Lo que nadie cuenta demasiado es acerca de nuestros cambios internos, ¿nos convertimos en otras personas luego de tener chicos? Más de un lector estará pensando que este es un planteo absurdo, porque si tenemos una personalidad tímida no nos volveremos desvergonzados. En realidad, no es que nos convertimos en otros, porque uno es como es gracias a lo que la vida le da y a lo que hace con ella; pero sí es cierto que hacernos responsables de esos seres tan amados nos vuelve en un punto más fuertes y en otros, más vulnerables.
¿Crees que un hijo puede llegar a cambiarnos también el carácter…?
Trapitos al sol
Como madre experimentada puedo decir que si, muy a nuestro pesar, el carácter puede cambiar. A medida que los chicos crecen, son como nuestro propio reflejo en el que muchas veces nos hacen dar cuenta de qué es lo que estamos haciendo, siempre que uno se encuentre predispuesto a observar. Y paso a demostrarlo a través de una anécdota que me ocurrió el otro día.
Resulta que yo estaba muy ocupada, tratando de pensar ideas para escribir, pero mi hija menor se portaba un poco mal y no me dejaba concentrarme.

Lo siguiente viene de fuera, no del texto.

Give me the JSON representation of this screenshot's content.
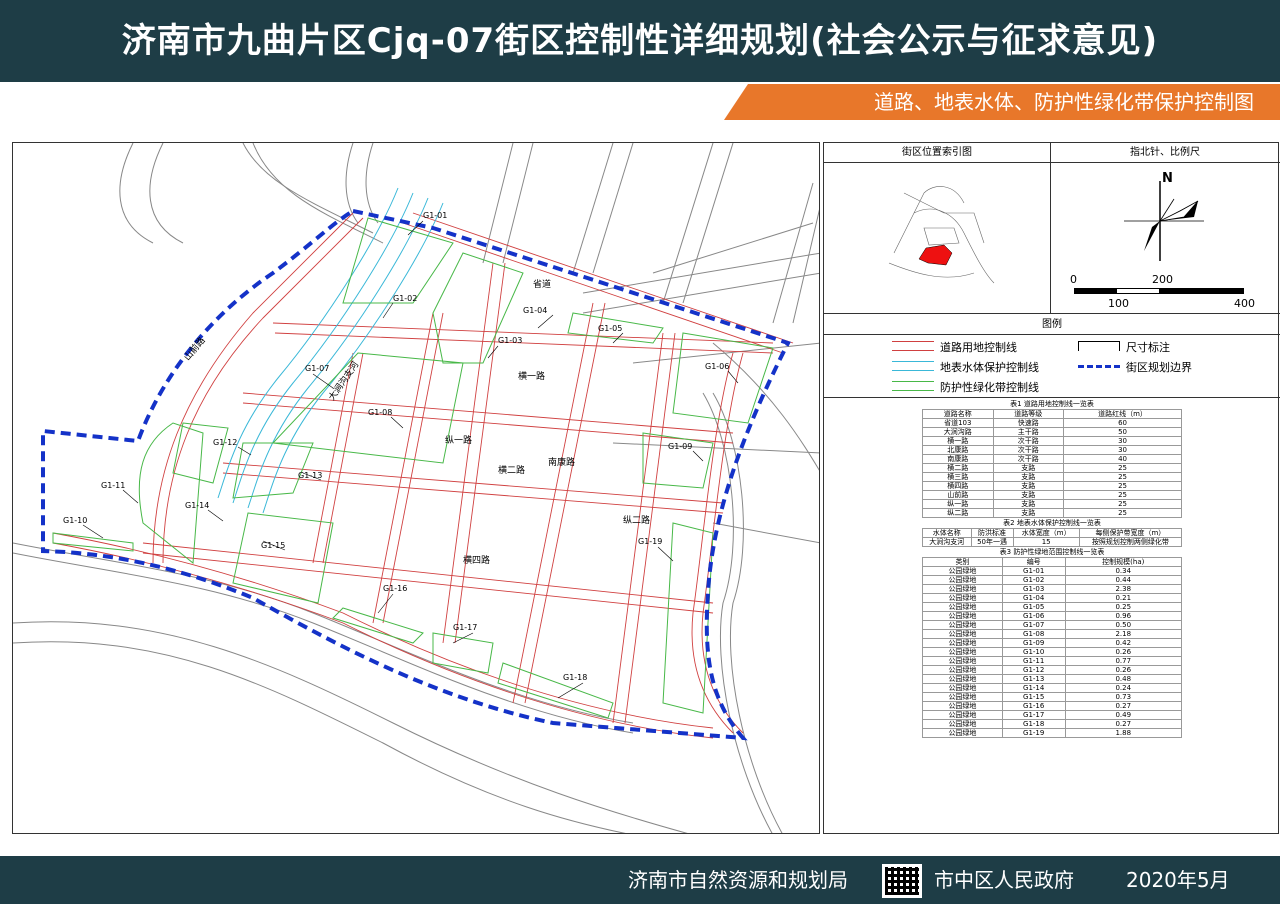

Es evidente que habré lanzado algún que otro alarido desesperado, con el único objetivo de poder inspirarme y terminar mi tarea. Entonces, ella tiernamente me preguntó qué es lo que tenía que hacer. Cuando le comenté que estaba pensando temas para mis notas, me desafió muy oriunda: “Yo tengo uno mami: ¿les cambia el carácter a las personas después de tener hijos?”. No es porque sea mía, pero ¡qué inteligente! No sólo me obsequió una buena idea, sino que además me dejó en evidencia como gruñona y malhumorada.
Acto seguido me retrotraje a mi soltería y traté de recordar cómo era en esa época. Y llegué a la conclusión de que aún contaba con bastante paciencia y buen carácter. ¿Qué ocurrió en el medio?
En el medio ocurrieron responsabilidades, horarios contra reloj y muchas, pero muchas demandas. Me animaría a decir que el contraste no es tan grande con el primer niño, al que solemos darle toda la atención. El problema comienza cuando empiezan a llegar los ‘hermanitos’. Es que en un momento dado nos damos cuenta de que no nos alcanzan las manos (literalmente); nos sentimos sobrepasadas de tareas, exigencias y preocupaciones, especialmente las mujeres. A nosotras se nos deja a cargo la organización de la casa, del cuidado o la logística de los chicos, nos piden que seamos excelentes profesionales y mejores cocineras, y no contentos con eso tenemos que atender bien al esposo para que no se vaya atrás de otra que lo cuide mejor. ¿Por qué creen que hay tantas películas que muestran lo mismo? Mujeres rodeadas de niños pequeños, con cara de locas y gritándole al marido cuando llega de la oficina… Al final quedamos como brujas o histéricas; y con razón.
No, lejos de que el lector se arrepienta de llamar a la cigüeña, la intensión de esta redactora es despabilar a los futuros padres. Tener chicos es un sueño pero tenemos que estar preparados para lo que se viene. Por mi experiencia propia, puedo decirles que es muy importante pactar entre ambos la futura organización de la familia. Este es el momento en el que los dos tienen ganas de tomar la responsabilidad de traer un hijo al mundo. Que no recaiga en uno solo.
Un niño es lo más lindo que nos puede suceder, pero para disfrutarlo a pleno es necesario estar muy preparados y unidos. Hay que hablar mucho, porque las cosas no se pueden improvisar de la noche a la mañana. Así es como salen mal y traen frustraciones que no queremos trasmitirles a los pequeños.
Si las reglas se pactan desde el principio, lo más probable es que cuando comiencen a venir los niños el carácter cambie… pero para mejor.